I ) LE PORTRAIT PHYSIQUE ET LE CARACTERE : REALISME ET IRONIE 
Balzac va faire un portrait critique de Mme Vauquer : il utilise l'ironie 

A ) Traits de caractère 
1°) Coquetterie et vanité 
Vauquer a des faux cheveux (l.5-6). 
Elle est « attifée » (l.5). Elle n'a pas eu le temps de bien placer sa perruque. 
De même, elle a « un bonnet de tulle » (l.5). C'est une dentelle pas coûteuse. 

2°) Laisser - aller 
Elle marche en traînassant ses pantoufles (l.6). 
Cela lui donne une certaine mollesse s'opposant à la vivacité du chat. 
« les pantoufles grimacées » (l.6). Ces vieilles pantoufles soulignent l'avarie du personnage. 
Au début, on a une vision globale : « bonnet » (l.5), pantoufle (l.6). 
Tout le portrait est fait par petites touches : ce personnage est un personnage négatif dans le roman. 
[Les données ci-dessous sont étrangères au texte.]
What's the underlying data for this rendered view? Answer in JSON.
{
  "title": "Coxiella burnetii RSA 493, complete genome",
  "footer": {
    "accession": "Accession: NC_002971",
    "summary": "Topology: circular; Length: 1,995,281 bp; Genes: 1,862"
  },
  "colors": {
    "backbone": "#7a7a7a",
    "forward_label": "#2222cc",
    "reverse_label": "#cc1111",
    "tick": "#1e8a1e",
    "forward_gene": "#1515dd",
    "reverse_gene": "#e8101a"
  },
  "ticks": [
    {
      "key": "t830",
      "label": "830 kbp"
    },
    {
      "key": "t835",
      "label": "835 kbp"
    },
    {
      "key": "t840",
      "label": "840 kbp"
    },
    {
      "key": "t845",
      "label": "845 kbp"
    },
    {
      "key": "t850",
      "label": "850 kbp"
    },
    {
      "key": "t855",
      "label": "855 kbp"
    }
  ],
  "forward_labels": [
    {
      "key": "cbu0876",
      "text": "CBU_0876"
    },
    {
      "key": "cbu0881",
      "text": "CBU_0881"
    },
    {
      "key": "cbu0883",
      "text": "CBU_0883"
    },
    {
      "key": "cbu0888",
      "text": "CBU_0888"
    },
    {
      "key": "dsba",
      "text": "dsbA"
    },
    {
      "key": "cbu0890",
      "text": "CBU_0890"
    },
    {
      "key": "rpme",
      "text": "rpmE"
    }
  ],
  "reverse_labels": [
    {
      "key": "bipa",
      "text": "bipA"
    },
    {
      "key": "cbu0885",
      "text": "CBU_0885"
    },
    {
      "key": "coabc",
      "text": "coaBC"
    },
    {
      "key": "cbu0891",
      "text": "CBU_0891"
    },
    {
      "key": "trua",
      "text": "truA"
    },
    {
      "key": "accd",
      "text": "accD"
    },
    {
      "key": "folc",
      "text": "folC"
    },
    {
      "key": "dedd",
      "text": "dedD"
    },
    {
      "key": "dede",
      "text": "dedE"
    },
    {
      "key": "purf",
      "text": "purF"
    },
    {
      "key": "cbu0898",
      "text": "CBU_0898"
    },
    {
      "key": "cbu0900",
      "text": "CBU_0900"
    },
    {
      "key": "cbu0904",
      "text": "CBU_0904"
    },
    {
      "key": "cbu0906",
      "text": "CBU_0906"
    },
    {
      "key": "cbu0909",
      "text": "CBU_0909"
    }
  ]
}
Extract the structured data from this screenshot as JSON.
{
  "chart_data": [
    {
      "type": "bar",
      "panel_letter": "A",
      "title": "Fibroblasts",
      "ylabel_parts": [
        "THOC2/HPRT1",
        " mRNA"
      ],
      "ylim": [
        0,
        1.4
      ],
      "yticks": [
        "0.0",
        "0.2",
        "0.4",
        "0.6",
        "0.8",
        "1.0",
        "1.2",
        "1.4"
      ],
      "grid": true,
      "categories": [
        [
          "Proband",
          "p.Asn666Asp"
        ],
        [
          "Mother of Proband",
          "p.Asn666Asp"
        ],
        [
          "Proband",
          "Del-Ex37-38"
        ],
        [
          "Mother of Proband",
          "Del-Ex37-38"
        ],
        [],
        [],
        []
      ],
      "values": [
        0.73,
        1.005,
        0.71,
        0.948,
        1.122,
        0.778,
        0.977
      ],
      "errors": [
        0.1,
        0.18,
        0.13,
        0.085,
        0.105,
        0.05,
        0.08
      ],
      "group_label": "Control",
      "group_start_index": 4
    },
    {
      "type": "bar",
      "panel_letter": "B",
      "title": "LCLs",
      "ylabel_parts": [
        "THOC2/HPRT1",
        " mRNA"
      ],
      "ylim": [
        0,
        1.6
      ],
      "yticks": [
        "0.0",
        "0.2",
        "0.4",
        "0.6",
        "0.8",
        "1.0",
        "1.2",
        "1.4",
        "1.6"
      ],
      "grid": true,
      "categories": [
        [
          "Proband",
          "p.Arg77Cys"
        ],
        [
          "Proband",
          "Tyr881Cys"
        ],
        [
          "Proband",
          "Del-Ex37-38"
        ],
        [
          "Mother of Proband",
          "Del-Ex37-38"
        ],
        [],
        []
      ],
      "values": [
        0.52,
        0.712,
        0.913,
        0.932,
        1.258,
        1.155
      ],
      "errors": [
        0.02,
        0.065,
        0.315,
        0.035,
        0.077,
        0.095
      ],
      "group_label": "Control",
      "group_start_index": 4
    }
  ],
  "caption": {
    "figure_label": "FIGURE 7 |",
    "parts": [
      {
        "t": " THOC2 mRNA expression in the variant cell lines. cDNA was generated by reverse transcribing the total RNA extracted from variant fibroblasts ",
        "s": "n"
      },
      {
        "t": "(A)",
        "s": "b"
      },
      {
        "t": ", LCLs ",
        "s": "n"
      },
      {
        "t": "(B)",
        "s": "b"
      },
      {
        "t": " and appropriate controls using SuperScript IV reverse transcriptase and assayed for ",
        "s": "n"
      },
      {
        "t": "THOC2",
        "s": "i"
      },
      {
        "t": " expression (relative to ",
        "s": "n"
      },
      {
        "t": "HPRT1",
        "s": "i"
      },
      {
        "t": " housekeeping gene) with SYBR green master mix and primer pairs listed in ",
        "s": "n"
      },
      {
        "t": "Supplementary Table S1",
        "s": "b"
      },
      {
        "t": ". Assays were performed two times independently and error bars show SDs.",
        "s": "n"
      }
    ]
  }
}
3°) Embonpoint du personnage 
l.8 : « les mains potelées », « sa personne dodue » 
l.9 : « son corsage trop plein » 
l.16-17 : « l'embonpoint », « grassouillette » 
Balzac veut nous montrer que Vauquer s'engraisse sur ces pensionnaires : elle mène une vie sédentaire. 
Il insiste sur cette mauvaise graisse car elle est apparemment malade : points négatifs. 
l.16-17 : « son embonpoint blafard » 
L'univers où elle vit est malsain. 

4°) Comparaison avec des animaux 

l.8 : « un nez à bec de perroquet » : elle est bavarde et répète mécaniquement les mêmes choses non intéressantes. 
l.9 : « un rat d'église » : cela évoque les lieux malpropres, un animal répugnant. Cela a donc une connotation négative et péjorative sur le décor où elle vit. 
Ensuite, on découvre en elle l'hypocrisie : « l'oil vitreux » (l.24). 
l.24-25 : elle a « l'air innocent d'une entremetteuse ». 
l.26-27 : on a une allusion à Cadoudal et à Pichegru : « à livrer Georges ou Pichegru ». ces derniers ont comploté contre Napoléon 1er et furent arrêtés en 1804. Balzac était monarchiste comme eux et étaient donc comme Bonaparte. Cela nous montre le comble de la trahison qu'à Vauquer. Balzac annonce aussi un terme qui sera développe ultérieurement : ce sera la dénonciation du bagnard Vautrin par Michonneau. 
l.28-29 : « les pensionnaires qui la croit sans fortune ». C'est dernier se trompe, elle a donc de l'argent et fait la comédie pour se faire passer pour pauvre. 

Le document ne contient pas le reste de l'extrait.